Rami stepped outside the guardhouse and watched the old man pounding down the drive. He was bald and thick, with steel-rimmed spectacles. His face was dry and deeply creviced-like the Negev, thought Rami. As usual he wore khaki trousers and an ancient leather bomber jacket with a tear on the right breast, just below the armpit. Within the service there were two theories about the tear. Some believed the jacket had been pierced by a bullet during a reprisal raid into Jordan in the fifties. Others argued that it had been torn by the dying fingers of a terrorist whom Shamron garroted in a Cairo back alley. Shamron always insisted gruffly that the truth was much more prosaic-the jacket had been torn on the corner of a car door-but no one within the service took him seriously.

He walked as if he were anticipating an assault from behind, elbows out, head down. The Shamron shuffle, the walk that said, “Get the fuck out of my way or I’ll have your balls for breakfast.” Rami felt his pulse quicken at the sight of the old man. If Shamron told him to jump off a cliff, he’d jump. If the old man told him to stop in midair, he’d figure out some way to do it.

As Shamron drew closer, Rami caught sight of his face. The lines around his mouth were a little deeper. He was angry-Rami could see it in his eyes-but there seemed to be a hint of a smile across his arid lips. What the hell is he smiling about? Chiefs aren’t disturbed after midnight unless it’s urgent or very bad news. Then Rami hit upon the reason: the Phantom of Tiberias simply was relieved he had been spared another sleepless night with no enemies to fight.

Forty-five minutes later Shamron’s armored Peugeot slipped into the underground garage of a cheerless office block looming over King Saul Boulevard in northern Tel Aviv. He stepped into a private elevator and rode up to his office suite on the top floor. Queen Esther, his long-suffering senior secretary, had left a fresh packet of cigarettes on the desk next to a thermos bottle of coffee. Shamron immediately lit a cigarette and sat down.

His first action after returning to the service had been to remove the pompous Scandinavian furnishings of his predecessor and donate them to a charity for Russian émigrés. Now the office looked like the battlefield headquarters of a fighting general. It stressed mobility and function over style and grace. For his desk Shamron used a large, scarred library table. Along the wall opposite the window was a row of gunmetal file cabinets. On the shelf behind his desk was a thirty-year-old German-made shortwave radio. Shamron had no need for the daily summaries of the Office radio-monitoring department, because he spoke a half-dozen languages fluently and understood a half-dozen more. He could also repair the radio himself when it broke down. In fact, he could fix almost anything electronic. Once his senior staff had arrived for a weekly planning meeting to find Shamron peering into the entrails of Queen Esther’s videocassette player.

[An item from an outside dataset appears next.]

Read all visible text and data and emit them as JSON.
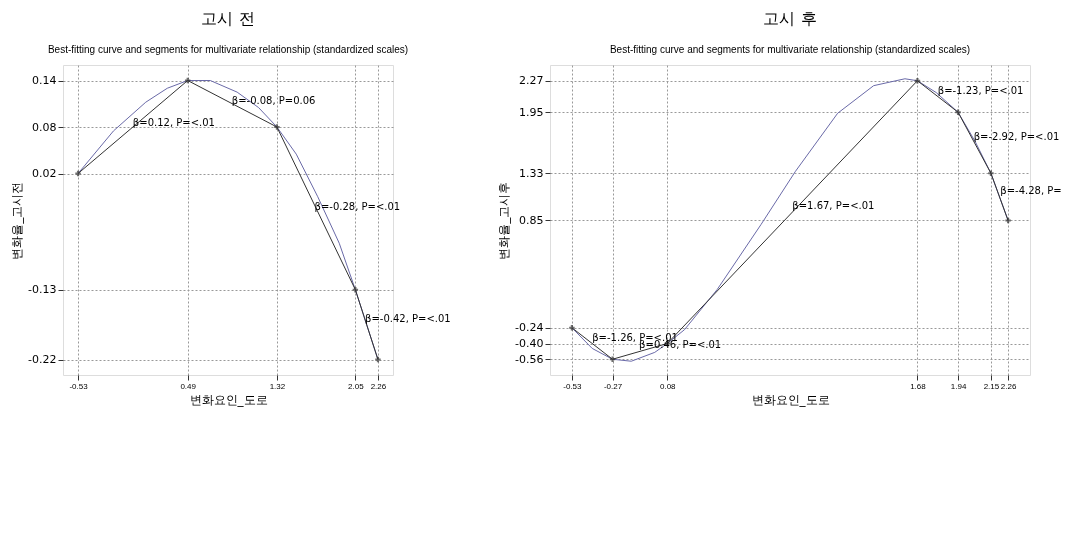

The only hint of modernity in the office was the row of large television sets opposite his desk. Using his remote controls, he switched them on one by one. He had lost the hearing in one ear, so he turned up the volume quite loud, until it sounded as if three men-a Frenchman, an Englishman, and an American-were having a violent row in his office.

Outside, in the chamber between Esther’s office and his own, Shamron’s senior staff had gathered like anxious acolytes awaiting an audience with their master. There was the whippetlike Eli from Planning and the Talmudic Mordecai, the service’s executive officer. There was Yossi, the genius from the Europe Desk who had read the Greats at Oxford, and Lev, the highly flammable chief of Operations, who filled his precious empty hours by collecting predatory insects. Only Lev seemed to have no physical fear of Shamron. Every few minutes he would thrust his angular head through the doorway and shout, “For God’s sake, Ari! When? Sometime tonight, I hope!”

But Shamron was in no particular hurry to see them, for he was quite certain he knew more about the terrible events that evening in Paris than they ever would.